There are race cars aplenty too, of course, including the McLaren MP4/4 that took Ayrton Senna to his 1988 F1 title win

‘Restricting the size of cars doesn’t have to mean micro-cars, but we need a better approach to how we design and build cars. Compact cars are very efficient, save space and resources, raw material and weight. They also provide a great opportunity, especially for those of us who enjoy driving.’

On the subject of powertrains he leaves a bit more meat on the bone: ‘We’ve worked on EV, hybrid and petrol engines for some of our previous projects and existing clients. We’re close to signing an agreement for our first engine. It’s something we could adapt for future models, too. What can I tell you now? It will be exciting, I can guarantee that. It will surprise a few people too, but importantly, and this is key to the whole car, it will be very pure, very driver-orientated in terms of how it delivers its power and torque.’

It’s a similar story with the gearbox. ‘I can tell you we’ve three options for a transmission,’ explains Murray. ‘It won’t be a torque converter or a DSG – they are such a non-event for the driver: the gearchange is quick but in chasing milliseconds we’ve excluded the driver.’

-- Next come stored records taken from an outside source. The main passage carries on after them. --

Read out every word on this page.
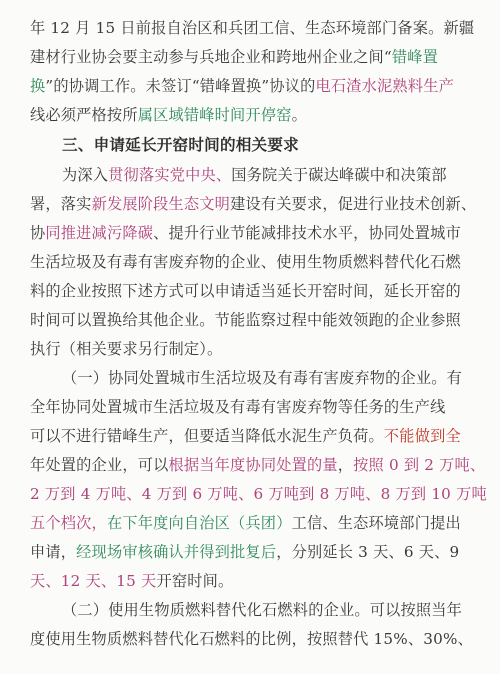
年 12 月 15 日前报自治区和兵团工信、生态环境部门备案。新疆
建材行业协会要主动参与兵地企业和跨地州企业之间“错峰置
换”的协调工作。未签订“错峰置换”协议的电石渣水泥熟料生产
线必须严格按所属区域错峰时间开停窑。
三、申请延长开窑时间的相关要求
为深入贯彻落实党中央、国务院关于碳达峰碳中和决策部
署，落实新发展阶段生态文明建设有关要求，促进行业技术创新、
协同推进减污降碳、提升行业节能减排技术水平，协同处置城市
生活垃圾及有毒有害废弃物的企业、使用生物质燃料替代化石燃
料的企业按照下述方式可以申请适当延长开窑时间，延长开窑的
时间可以置换给其他企业。节能监察过程中能效领跑的企业参照
执行（相关要求另行制定）。
（一）协同处置城市生活垃圾及有毒有害废弃物的企业。有
全年协同处置城市生活垃圾及有毒有害废弃物等任务的生产线
可以不进行错峰生产，但要适当降低水泥生产负荷。不能做到全
年处置的企业，可以根据当年度协同处置的量，按照 0 到 2 万吨、
2 万到 4 万吨、4 万到 6 万吨、6 万吨到 8 万吨、8 万到 10 万吨
五个档次，在下年度向自治区（兵团）工信、生态环境部门提出
申请，经现场审核确认并得到批复后，分别延长 3 天、6 天、9
天、12 天、15 天开窑时间。
（二）使用生物质燃料替代化石燃料的企业。可以按照当年
度使用生物质燃料替代化石燃料的比例，按照替代 15%、30%、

But back to the power source: ‘We’ve been working on an engine programme for the last 18 months. We need a family of engines for the plans we have to build other models.’ You see, Murray wants this first sports car to be a halo project for Gordon Murray Automotive, and for it to be followed by hatchbacks, saloons, trucks, city cars and, yes, if the criteria is correct and it can exist for the right reasons, an SUV. Some will be electric, others petrol and some hybrids. With partners such as Bentley on board and working with Murray’s team on future platform development, could his iStream manufacturing concept finally be ready for mass production?

The T.27 city car concept

How the car will be built is a subject Murray is more than happy to discuss at length. You will have heard of iStream, the manufacturing method that rips weight and inefficiency from the process of building vehicles, and adds efficiency, flexibility and possibility. It’s been around for some time, primarily in potential city car projects, although the process has yet to be taken on and put into series production. This sports car will be built on what GMD calls its iStream Superlight platform.